When the modules are activated, their operation and suggestions should be monitored by a member of the IT team for an extended period of time. AI will always act better and more accurately the longer it works and the more data and patterns it has collected in the individual environment of the company. In the early days, it will therefore make more mistakes as it learns. Data is key here, the more data the better. RAG is also a recommendation here, to augment learning data.

However, the modules can quickly suggest the right measures, especially for standard tasks. If, for example, IP addresses from suspicious geographic regions are blocked by a firewall per se, the AI can suggest the right rules and a member of the IT team only has to approve them. The AI only suggests, while humans make the final decision.

These clear situations, in which users would otherwise create rules and intervene manually, can be found in many other areas of IT. Here the AI can very quickly reduce the workload; seeing the wood from the trees

The smarter AI gets, the more critical decisions it can prepare and massively help teams save time by pre-sorting the daily information overload in business operations. Today's environments generate petabytes of logging data on a daily basis, which contains indications of various security or performance-related questions. In most environments, 80 percent of this information is not evaluated at all because the volume is too great.

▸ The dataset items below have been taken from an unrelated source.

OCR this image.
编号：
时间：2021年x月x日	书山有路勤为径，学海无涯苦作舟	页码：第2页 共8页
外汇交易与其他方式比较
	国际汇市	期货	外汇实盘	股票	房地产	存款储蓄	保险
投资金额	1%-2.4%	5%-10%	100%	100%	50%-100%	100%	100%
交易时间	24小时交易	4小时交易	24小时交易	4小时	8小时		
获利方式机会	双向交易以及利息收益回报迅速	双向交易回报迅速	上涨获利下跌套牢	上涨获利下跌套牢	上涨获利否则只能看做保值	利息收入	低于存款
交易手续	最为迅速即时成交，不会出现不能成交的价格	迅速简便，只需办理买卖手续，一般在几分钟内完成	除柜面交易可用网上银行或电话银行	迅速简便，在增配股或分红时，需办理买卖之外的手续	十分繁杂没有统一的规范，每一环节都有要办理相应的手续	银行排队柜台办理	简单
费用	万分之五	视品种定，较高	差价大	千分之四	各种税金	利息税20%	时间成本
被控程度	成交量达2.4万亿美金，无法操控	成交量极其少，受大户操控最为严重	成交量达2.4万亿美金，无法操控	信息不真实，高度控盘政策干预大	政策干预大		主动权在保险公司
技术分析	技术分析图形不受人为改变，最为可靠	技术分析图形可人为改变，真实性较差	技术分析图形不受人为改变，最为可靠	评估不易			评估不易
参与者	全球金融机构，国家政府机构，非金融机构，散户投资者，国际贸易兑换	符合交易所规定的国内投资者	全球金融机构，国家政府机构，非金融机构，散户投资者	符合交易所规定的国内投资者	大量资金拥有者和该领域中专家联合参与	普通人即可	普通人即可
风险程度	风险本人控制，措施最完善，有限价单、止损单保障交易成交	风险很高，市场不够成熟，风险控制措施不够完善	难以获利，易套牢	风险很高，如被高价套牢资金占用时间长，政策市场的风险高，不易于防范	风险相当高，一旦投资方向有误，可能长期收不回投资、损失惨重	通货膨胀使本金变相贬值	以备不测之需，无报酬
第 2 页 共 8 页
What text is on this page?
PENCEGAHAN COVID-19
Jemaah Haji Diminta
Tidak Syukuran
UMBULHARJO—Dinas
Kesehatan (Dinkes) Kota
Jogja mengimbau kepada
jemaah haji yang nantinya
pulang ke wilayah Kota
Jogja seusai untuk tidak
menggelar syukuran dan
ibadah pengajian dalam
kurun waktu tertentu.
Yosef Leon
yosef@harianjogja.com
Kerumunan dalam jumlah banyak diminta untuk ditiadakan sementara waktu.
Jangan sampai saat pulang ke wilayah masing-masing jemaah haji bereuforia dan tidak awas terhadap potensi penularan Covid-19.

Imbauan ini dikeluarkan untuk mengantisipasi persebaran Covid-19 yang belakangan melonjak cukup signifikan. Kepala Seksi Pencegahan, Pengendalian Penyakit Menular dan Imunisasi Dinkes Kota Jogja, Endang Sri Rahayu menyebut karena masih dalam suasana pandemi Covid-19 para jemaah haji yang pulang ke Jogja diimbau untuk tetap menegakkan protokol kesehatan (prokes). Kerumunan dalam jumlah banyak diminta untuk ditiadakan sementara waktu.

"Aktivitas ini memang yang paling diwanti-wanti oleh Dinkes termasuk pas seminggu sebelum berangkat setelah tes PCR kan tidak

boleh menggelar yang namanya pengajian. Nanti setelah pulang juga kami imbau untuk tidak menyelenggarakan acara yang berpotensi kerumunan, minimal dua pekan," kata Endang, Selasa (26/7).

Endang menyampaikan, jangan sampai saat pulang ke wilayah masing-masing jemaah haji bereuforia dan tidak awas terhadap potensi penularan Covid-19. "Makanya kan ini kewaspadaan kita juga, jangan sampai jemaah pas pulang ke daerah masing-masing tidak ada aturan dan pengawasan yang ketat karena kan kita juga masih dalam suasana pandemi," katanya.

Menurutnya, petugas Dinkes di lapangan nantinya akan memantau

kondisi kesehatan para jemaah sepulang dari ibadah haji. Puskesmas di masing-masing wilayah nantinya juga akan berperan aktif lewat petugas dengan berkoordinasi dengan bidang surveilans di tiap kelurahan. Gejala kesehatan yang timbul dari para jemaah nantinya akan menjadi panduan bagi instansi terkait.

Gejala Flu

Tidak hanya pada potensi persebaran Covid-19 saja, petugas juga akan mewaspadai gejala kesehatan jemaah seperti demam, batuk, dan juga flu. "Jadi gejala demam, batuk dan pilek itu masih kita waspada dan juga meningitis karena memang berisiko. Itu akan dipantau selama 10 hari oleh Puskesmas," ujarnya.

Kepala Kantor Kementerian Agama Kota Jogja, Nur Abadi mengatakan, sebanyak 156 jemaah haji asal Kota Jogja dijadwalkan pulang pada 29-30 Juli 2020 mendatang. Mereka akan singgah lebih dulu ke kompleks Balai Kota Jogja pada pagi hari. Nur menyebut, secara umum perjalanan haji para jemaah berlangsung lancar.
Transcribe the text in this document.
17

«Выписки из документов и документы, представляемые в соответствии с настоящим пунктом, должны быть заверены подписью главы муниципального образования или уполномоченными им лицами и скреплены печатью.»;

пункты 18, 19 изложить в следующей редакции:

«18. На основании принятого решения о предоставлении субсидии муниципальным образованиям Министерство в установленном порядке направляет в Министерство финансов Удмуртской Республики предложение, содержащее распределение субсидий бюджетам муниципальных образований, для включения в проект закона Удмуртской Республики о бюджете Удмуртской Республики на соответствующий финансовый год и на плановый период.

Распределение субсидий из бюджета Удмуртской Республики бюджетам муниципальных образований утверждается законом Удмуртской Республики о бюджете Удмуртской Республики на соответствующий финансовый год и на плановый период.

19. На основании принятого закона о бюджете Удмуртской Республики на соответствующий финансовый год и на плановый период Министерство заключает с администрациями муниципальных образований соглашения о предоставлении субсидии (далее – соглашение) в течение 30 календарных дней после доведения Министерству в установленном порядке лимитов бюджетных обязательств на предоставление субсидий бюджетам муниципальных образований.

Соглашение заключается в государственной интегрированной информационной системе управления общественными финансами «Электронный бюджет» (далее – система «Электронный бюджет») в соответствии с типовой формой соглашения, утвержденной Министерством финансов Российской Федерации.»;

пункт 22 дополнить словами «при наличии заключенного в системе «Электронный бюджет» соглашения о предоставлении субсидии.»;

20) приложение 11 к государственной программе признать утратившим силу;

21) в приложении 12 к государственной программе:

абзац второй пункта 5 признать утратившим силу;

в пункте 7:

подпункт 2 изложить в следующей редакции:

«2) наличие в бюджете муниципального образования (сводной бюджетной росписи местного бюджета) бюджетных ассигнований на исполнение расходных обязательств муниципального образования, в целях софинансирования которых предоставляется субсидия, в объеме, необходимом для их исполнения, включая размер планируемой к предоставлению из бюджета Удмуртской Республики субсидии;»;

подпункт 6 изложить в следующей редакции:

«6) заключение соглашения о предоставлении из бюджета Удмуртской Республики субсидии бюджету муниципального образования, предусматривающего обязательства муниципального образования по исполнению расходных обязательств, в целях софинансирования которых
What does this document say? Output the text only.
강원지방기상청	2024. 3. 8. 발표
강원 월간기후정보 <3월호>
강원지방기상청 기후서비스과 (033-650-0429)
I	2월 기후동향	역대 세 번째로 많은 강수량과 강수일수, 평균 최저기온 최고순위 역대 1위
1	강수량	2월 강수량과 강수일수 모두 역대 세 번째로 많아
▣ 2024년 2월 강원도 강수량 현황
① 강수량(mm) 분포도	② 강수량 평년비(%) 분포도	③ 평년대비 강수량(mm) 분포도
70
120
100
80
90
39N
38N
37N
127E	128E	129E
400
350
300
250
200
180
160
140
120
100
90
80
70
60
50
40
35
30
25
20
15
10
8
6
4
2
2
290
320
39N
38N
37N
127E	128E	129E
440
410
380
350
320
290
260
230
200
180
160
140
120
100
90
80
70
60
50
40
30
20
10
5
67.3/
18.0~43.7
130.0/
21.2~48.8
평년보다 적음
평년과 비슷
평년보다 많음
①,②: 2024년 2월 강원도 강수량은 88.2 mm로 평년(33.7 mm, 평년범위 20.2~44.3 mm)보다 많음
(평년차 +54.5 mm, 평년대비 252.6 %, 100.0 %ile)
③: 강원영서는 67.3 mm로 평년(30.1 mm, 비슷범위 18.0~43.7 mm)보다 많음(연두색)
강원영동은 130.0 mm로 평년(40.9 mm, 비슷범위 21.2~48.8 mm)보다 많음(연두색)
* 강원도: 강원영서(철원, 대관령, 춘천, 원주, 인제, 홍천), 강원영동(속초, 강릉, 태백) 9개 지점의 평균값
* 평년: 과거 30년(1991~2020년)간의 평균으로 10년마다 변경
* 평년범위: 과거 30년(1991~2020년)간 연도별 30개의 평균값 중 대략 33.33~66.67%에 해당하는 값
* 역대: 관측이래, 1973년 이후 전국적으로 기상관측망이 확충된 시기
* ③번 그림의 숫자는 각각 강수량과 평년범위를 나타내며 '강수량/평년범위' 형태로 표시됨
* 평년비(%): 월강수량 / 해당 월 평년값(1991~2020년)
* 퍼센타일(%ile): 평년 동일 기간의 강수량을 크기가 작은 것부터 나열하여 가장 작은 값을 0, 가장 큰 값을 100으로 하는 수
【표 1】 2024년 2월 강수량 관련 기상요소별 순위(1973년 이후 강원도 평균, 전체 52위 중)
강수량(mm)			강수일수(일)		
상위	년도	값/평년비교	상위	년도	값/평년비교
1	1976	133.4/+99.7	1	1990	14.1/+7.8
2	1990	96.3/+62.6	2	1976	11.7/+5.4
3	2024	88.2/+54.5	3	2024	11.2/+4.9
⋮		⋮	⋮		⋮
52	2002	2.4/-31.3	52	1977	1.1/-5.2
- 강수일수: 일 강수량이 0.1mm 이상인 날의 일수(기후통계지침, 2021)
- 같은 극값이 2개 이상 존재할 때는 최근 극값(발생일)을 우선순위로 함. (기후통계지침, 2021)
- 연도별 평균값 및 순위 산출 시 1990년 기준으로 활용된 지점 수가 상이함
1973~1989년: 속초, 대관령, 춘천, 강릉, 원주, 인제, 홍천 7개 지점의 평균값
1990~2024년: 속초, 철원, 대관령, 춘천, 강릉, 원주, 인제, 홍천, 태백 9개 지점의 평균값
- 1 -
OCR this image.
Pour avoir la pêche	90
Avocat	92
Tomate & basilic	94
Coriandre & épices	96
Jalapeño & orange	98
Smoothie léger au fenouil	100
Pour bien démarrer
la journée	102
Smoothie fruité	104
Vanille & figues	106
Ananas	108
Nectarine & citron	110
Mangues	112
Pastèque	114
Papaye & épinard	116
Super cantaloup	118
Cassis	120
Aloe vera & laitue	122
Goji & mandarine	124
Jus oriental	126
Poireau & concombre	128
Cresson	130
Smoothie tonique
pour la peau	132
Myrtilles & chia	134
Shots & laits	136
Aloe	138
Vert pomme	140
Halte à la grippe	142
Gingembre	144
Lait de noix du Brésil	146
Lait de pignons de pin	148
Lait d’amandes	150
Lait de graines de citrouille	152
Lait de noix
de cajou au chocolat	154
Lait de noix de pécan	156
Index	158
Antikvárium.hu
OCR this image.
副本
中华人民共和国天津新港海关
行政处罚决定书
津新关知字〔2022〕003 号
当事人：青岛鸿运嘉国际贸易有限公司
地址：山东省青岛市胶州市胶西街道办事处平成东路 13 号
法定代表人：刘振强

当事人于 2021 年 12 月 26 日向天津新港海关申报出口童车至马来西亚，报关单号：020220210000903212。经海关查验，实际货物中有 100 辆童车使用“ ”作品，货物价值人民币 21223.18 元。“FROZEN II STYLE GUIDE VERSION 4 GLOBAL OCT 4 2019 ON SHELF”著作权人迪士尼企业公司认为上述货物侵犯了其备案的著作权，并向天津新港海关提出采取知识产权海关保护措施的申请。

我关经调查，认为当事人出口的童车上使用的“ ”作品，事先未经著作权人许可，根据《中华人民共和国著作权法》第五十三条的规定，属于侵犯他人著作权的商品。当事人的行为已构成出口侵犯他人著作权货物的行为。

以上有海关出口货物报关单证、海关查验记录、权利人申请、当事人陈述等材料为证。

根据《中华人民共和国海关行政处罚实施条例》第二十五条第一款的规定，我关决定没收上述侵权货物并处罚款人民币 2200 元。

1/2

AI can process this data on a daily basis and make it accessible for voice queries. You can ask the data questions like "Show me all systems with this patch level and this vulnerability" without having to write a single script as before. Teams will be better informed and thus make better decisions.

Open the door to the outside

In particular, AI modules from the security segment are often instructed to update externally - about new attack methods, vulnerabilities, patches and so on. Here you should take a close look at what information is going out and what data is going back. No CISO will accept that details about their own network structure and current vulnerabilities and patches are fed into an external AI engine.

It is worth analysing in a pilot test which data is actually fed in. Manufacturers with mature AI approaches can show their customers in detail what information they enter and whether there are ways for the customer to filter out certain elements from the outset. Examining every single input will most likely be impossible on a day-to-day basis due to the volume of updates to the AI modules. Unless someone develops an AI control authority, which in turn controls the input and output of the AIs from a security point of view.

However, IT teams should embark on this journey, because the potential of self-contained AI in their own network is immense. Every task area will benefit from this and synergies will automatically arise. Imagine that the HR AI exchanges information with the security AI and the inventory AI about the fact that a remote working user from the finance department is accessing research servers via his/ her smartphone. And a correspondingly correlated warning message goes to the security team.

In the world of Data Protection & Recovery, AI could take over the important but repetitive and boring work, and escalate events to the IT/Security teams when it becomes important, complicated, and exciting. Additionally language model based AI like ChatGPT allow users to interact with the other underlying AI mechanisms in an easy way. AI can dramatically reduce the massive toll on IT and Security teams by doing many of the important but tedious tasks itself. Providing comprehensive reporting, and clear and concise next steps, giving a wood-from-the-trees perspective to operational groups that are undersized for the difficult jobs at hand. In this way, AI can make a massive contribution to increasing cyber resilience against attacks that, ironically, are increasingly being carried out by AI.